Als Ergebnis der Debatte wird das EU-Parlament morgen über eine Entschließung entscheiden, die unter anderem die Europäische Kommission auffordert sicherzustellen, dass die ungarischen Behörden EU-Gelder auf der Grundlage des Grundsatzes der Nichtdiskriminierung verwenden, damit das Land dies nicht kann bis dahin Mittel aus einzelnen Abschnitten des Rahmenhaushalts 2021-2027 von ihren Stiftungen erhalten, solange mögliche Rechtsverstöße vorliegen.

In der Debatte um das ungarische Kinderschutzgesetz präsentierten zunächst Vertreter der Europäischen Kommission und des Rates ihre Positionen. Věra Jourová, die liberale Vizepräsidentin der EG, erläuterte ausführlich, mit welcher EU-Gesetzgebung die ungarische Verordnung ihrer Meinung nach in Konflikt geraten könnte.

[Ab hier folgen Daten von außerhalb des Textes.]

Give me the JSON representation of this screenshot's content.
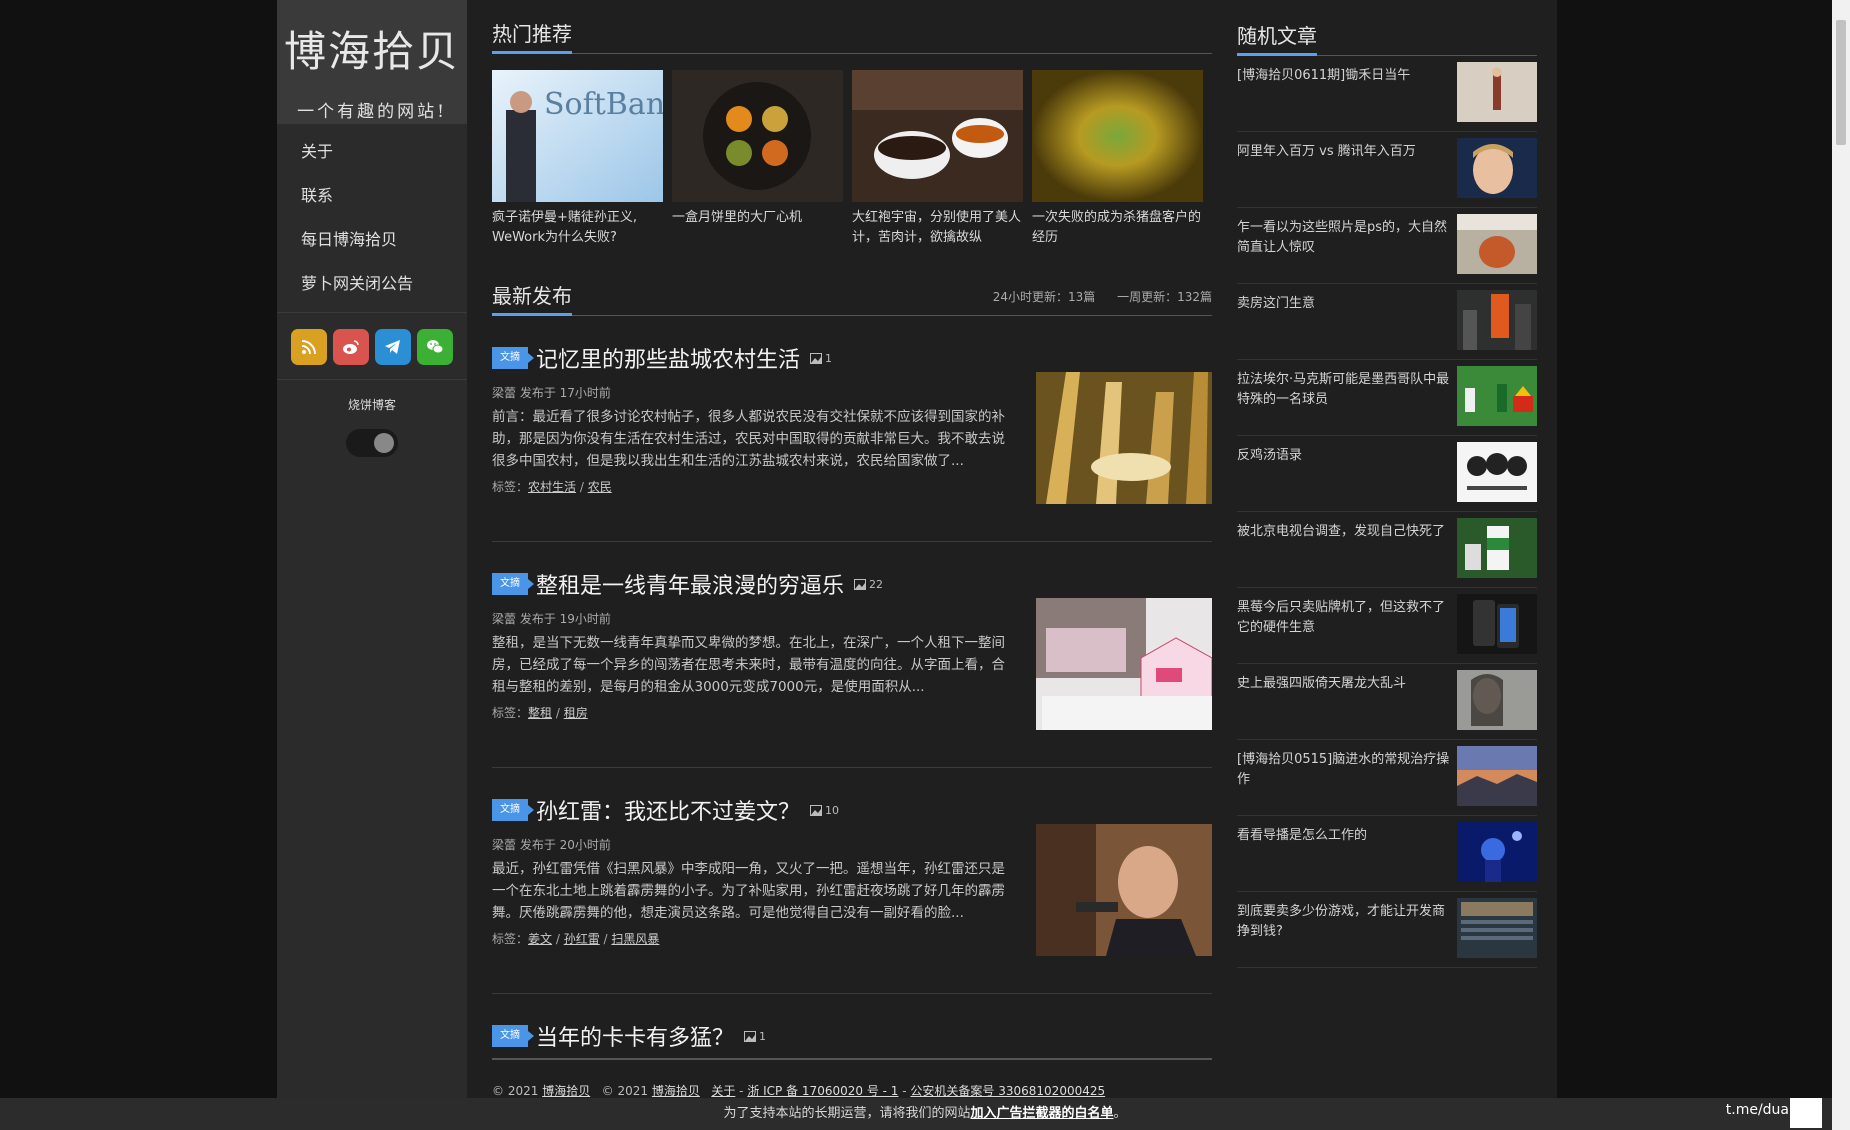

Wir haben das Antwortschreiben der ungarischen Behörden erhalten, wir analysieren es jetzt, sagte er und verwies darauf, dass der Europäische Gerichtshof Budapest zuvor seine rechtlichen Bedenken mitgeteilt hatte, zu denen die schriftliche Antwort bereits in Brüssel eingetroffen war.

Laut Jourová ist das Komitee bereit, die Rechtsstaatlichkeit mit allen Mitteln zu verteidigen. In Bezug auf das Kinderschutzgesetz wiederholte er Ursula von der Leyens Worte, dass das Gesetz Pornografie mit Homosexualität verwechsele.

Bezüglich des sogenannten Rechtsstaatsverfahrens gegen Ungarn nach Artikel 7 erklärte er, dass er ebenso wie im polnischen Fall keine positiven Entwicklungen, ja sogar einen Niedergang der Demokratie sehe.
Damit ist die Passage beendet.